Depuis le 1er novembre 2023, certaines informations doivent ainsi être transmises de façon individuelle à tout salarié, par écrit papier ou dématérialisé, dans les 7 jours calendaires de sa date d’embauche. Depuis le 1er novembre 2023, tout salarié en CDD peut demander à être informé des postes en CDI à pourvoir dans l’entreprise. Le salarié doit pour cela justifier d’une ancienneté continue d’au moins 6 mois dans l’entreprise. Un arrêté du 3 juin 2024 fixe les différents modèles de documents d'information à remettre au salarié au moment de son embauche.

Indemnités de Fin de Contrat : L’Indemnité de Précarité

Le salarié en CDD a droit en principe à une indemnité de précarité lorsque le contrat se termine, correspondant en général à 10 % de la rémunération totale brute perçue pendant la durée du contrat, sauf dispositions conventionnelles en principe plus favorables. Elle est versée avec le dernier salaire. L’indemnité de précarité n'est pas due dans certains cas, notamment lorsque le contrat est conclu pour un salarié saisonnier, lorsque le contrat est conclu avec un jeune pour une période qui est comprise dans ses vacances scolaires ou universitaires, ou lorsque le salarié refuse d'accepter la conclusion d'un CDI pour occuper le même emploi ou un emploi similaire assorti d'une rémunération au moins équivalente.

CDD Tremplin

La possibilité de conclure des CDD tremplin qui s’adressent aux salariés en situation de handicap afin qu’ils bénéficient d’un accompagnement et qu’ils acquièrent une expérience professionnelle dans une entreprise adaptée volontaire a été pérennisée. Ce type de contrat les aide à développer une accessibilité accrue vers d’autres emplois, au sein d’entreprises adaptées et/ou d’autres employeurs privés et publics.

CDD et Proposition de CDI

La loi sur le marché du travail du 21 décembre 2022 indique que lorsque l'employeur propose de poursuivre, après l'échéance du terme du CDD, la relation contractuelle sous la forme d'un CDI pour occuper le même emploi ou un emploi similaire, assorti d'une rémunération au moins équivalente pour une durée de travail équivalente, relevant de la même classification et sans changement du lieu de travail, il notifie cette proposition par écrit au salarié par lettre recommandée avec accusé de réception, par lettre remise en main propre contre décharge, ou par tout autre moyen donnant date certaine à sa réception, avant le terme du CDD. L’employeur lui accorde un délai de réflexion, une absence de réponse de sa part vaut rejet de cette proposition. En cas de refus exprès ou tacite, l'employeur en informe, depuis le 1er janvier 2024, France Travail (ex-Pôle emploi) dans le délai de 1 mois en justifiant du caractère similaire de l'emploi proposé. L’information est transmise par voie dématérialisée sur une plateforme dédiée, consultable depuis le site Internet de France Travail.
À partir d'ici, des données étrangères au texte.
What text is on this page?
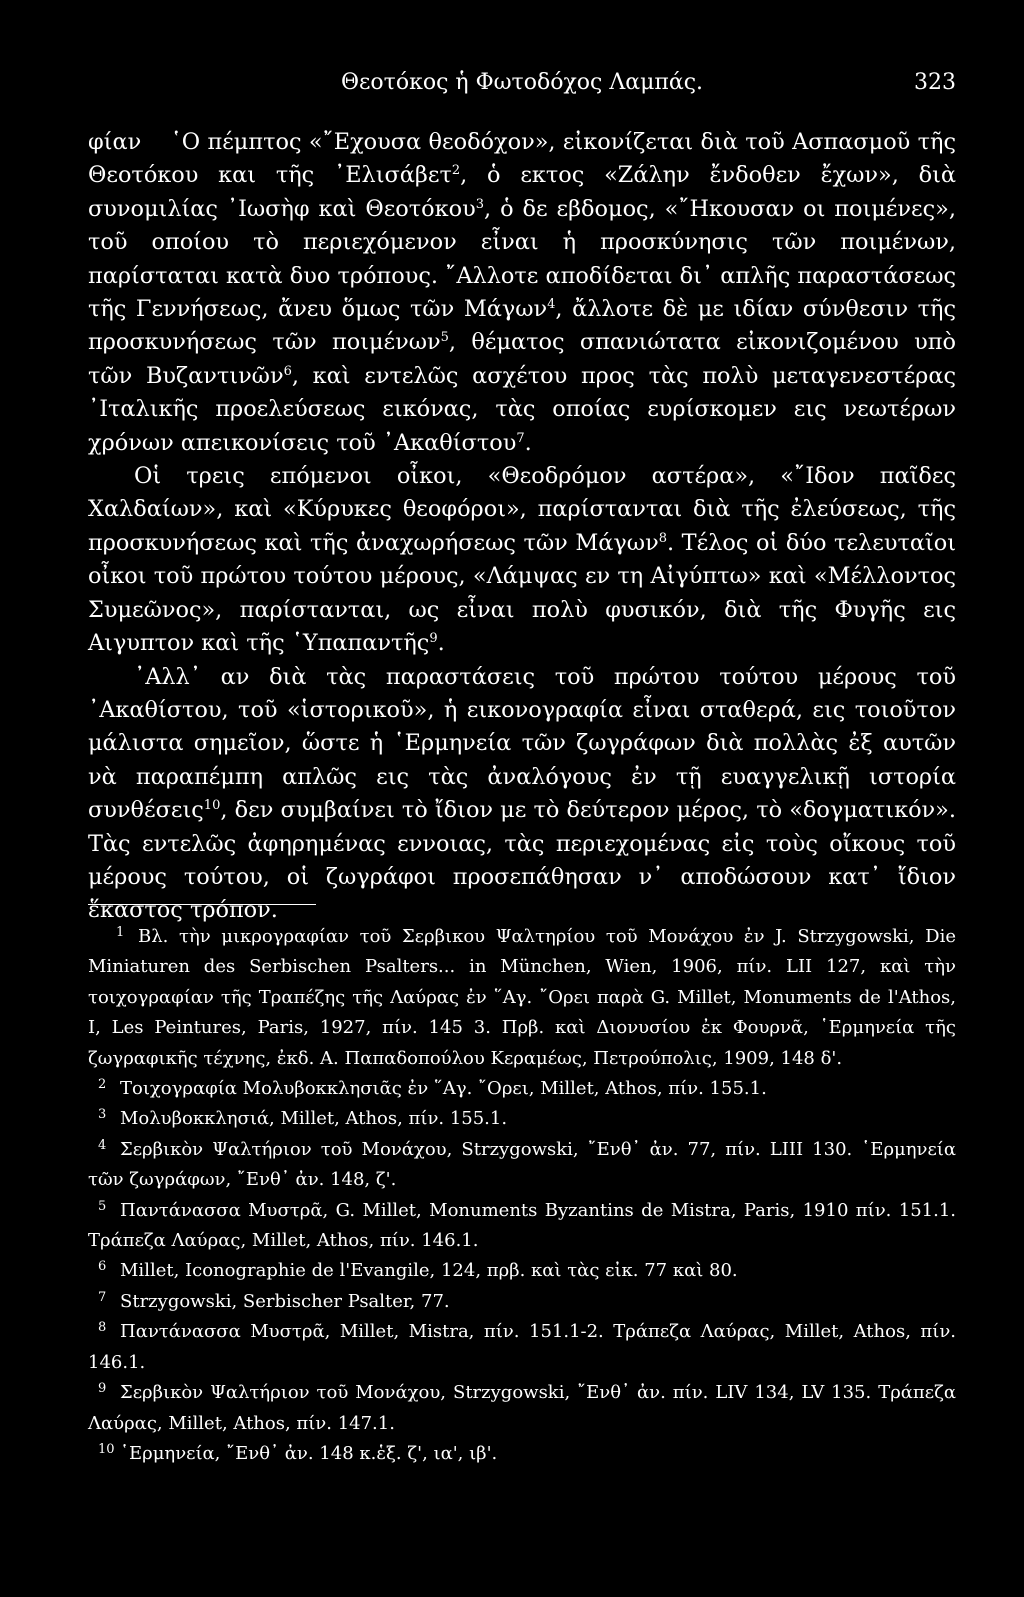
Θεοτόκος ἡ Φωτοδόχος Λαμπάς.	323

φίαν ῾Ο πέμπτος «῎Εχουσα θεοδόχον», εἰκονίζεται διὰ τοῦ Ασπασμοῦ τῆς Θεοτόκου και τῆς ᾿Ελισάβετ$^2$, ὁ εκτος «Ζάλην ἔνδοθεν ἔχων», διὰ συνομιλίας ᾿Ιωσὴφ καὶ Θεοτόκου$^3$, ὁ δε εβδομος, «῎Ηκουσαν οι ποιμένες», τοῦ οποίου τὸ περιεχόμενον εἶναι ἡ προσκύνησις τῶν ποιμένων, παρίσταται κατὰ δυο τρόπους. ῎Αλλοτε αποδίδεται δι᾿ απλῆς παραστάσεως τῆς Γεννήσεως, ἄνευ ὅμως τῶν Μάγων$^4$, ἄλλοτε δὲ με ιδίαν σύνθεσιν τῆς προσκυνήσεως τῶν ποιμένων$^5$, θέματος σπανιώτατα εἰκονιζομένου υπὸ τῶν Βυζαντινῶν$^6$, καὶ εντελῶς ασχέτου προς τὰς πολὺ μεταγενεστέρας ᾿Ιταλικῆς προελεύσεως εικόνας, τὰς οποίας ευρίσκομεν εις νεωτέρων χρόνων απεικονίσεις τοῦ ᾿Ακαθίστου$^7$.

Οἱ τρεις επόμενοι οἶκοι, «Θεοδρόμον αστέρα», «῎Ιδον παῖδες Χαλδαίων», καὶ «Κύρυκες θεοφόροι», παρίστανται διὰ τῆς ἐλεύσεως, τῆς προσκυνήσεως καὶ τῆς ἀναχωρήσεως τῶν Μάγων$^8$. Τέλος οἱ δύο τελευταῖοι οἶκοι τοῦ πρώτου τούτου μέρους, «Λάμψας εν τη Αἰγύπτω» καὶ «Μέλλοντος Συμεῶνος», παρίστανται, ως εἶναι πολὺ φυσικόν, διὰ τῆς Φυγῆς εις Αιγυπτον καὶ τῆς ῾Υπαπαντῆς$^9$.

᾿Αλλ᾿ αν διὰ τὰς παραστάσεις τοῦ πρώτου τούτου μέρους τοῦ ᾿Ακαθίστου, τοῦ «ἱστορικοῦ», ἡ εικονογραφία εἶναι σταθερά, εις τοιοῦτον μάλιστα σημεῖον, ὥστε ἡ ῾Ερμηνεία τῶν ζωγράφων διὰ πολλὰς ἐξ αυτῶν νὰ παραπέμπη απλῶς εις τὰς ἀναλόγους ἐν τῇ ευαγγελικῇ ιστορία συνθέσεις$^{10}$, δεν συμβαίνει τὸ ἴδιον με τὸ δεύτερον μέρος, τὸ «δογματικόν». Τὰς εντελῶς ἀφηρημένας εννοιας, τὰς περιεχομένας εἰς τοὺς οἴκους τοῦ μέρους τούτου, οἱ ζωγράφοι προσεπάθησαν ν᾿ αποδώσουν κατ᾿ ἴδιον ἕκαστος τρόπον.

1 Βλ. τὴν μικρογραφίαν τοῦ Σερβικου Ψαλτηρίου τοῦ Μονάχου ἐν J. Strzygowski, Die Miniaturen des Serbischen Psalters... in München, Wien, 1906, πίν. LII 127, καὶ τὴν τοιχογραφίαν τῆς Τραπέζης τῆς Λαύρας ἐν ῞Αγ. ῎Ορει παρὰ G. Millet, Monuments de l'Athos, I, Les Peintures, Paris, 1927, πίν. 145 3. Πρβ. καὶ Διονυσίου ἐκ Φουρνᾶ, ῾Ερμηνεία τῆς ζωγραφικῆς τέχνης, ἐκδ. Α. Παπαδοπούλου Κεραμέως, Πετρούπολις, 1909, 148 δ'.

2 Τοιχογραφία Μολυβοκκλησιᾶς ἐν ῞Αγ. ῎Ορει, Millet, Athos, πίν. 155.1.

3 Μολυβοκκλησιά, Millet, Athos, πίν. 155.1.

4 Σερβικὸν Ψαλτήριον τοῦ Μονάχου, Strzygowski, ῎Ενθ᾿ ἀν. 77, πίν. LIII 130. ῾Ερμηνεία τῶν ζωγράφων, ῎Ενθ᾿ ἀν. 148, ζ'.

5 Παντάνασσα Μυστρᾶ, G. Millet, Monuments Byzantins de Mistra, Paris, 1910 πίν. 151.1. Τράπεζα Λαύρας, Millet, Athos, πίν. 146.1.

6 Millet, Iconographie de l'Evangile, 124, πρβ. καὶ τὰς εἰκ. 77 καὶ 80.

7 Strzygowski, Serbischer Psalter, 77.

8 Παντάνασσα Μυστρᾶ, Millet, Mistra, πίν. 151.1-2. Τράπεζα Λαύρας, Millet, Athos, πίν. 146.1.

9 Σερβικὸν Ψαλτήριον τοῦ Μονάχου, Strzygowski, ῎Ενθ᾿ ἀν. πίν. LIV 134, LV 135. Τράπεζα Λαύρας, Millet, Athos, πίν. 147.1.

10 ῾Ερμηνεία, ῎Ενθ᾿ ἀν. 148 κ.ἑξ. ζ', ια', ιβ'.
Requalification du CDD en CDI : Les Risques pour l’Employeur

Le non-respect des règles encadrant le CDD peut entraîner sa requalification en CDI, avec des conséquences financières importantes pour l’employeur. La requalification intervient notamment en cas d’absence d’écrit, de motif de recours non conforme, de durée excessive du contrat ou de renouvellement irrégulier.

En cas de requalification, l’employeur peut être condamné à verser au salarié une indemnité de requalification, ainsi que des dommages et intérêts pour licenciement sans cause réelle et sérieuse. Il est donc essentiel pour les employeurs de respecter scrupuleusement les règles relatives au CDD afin d’éviter tout risque de contentieux.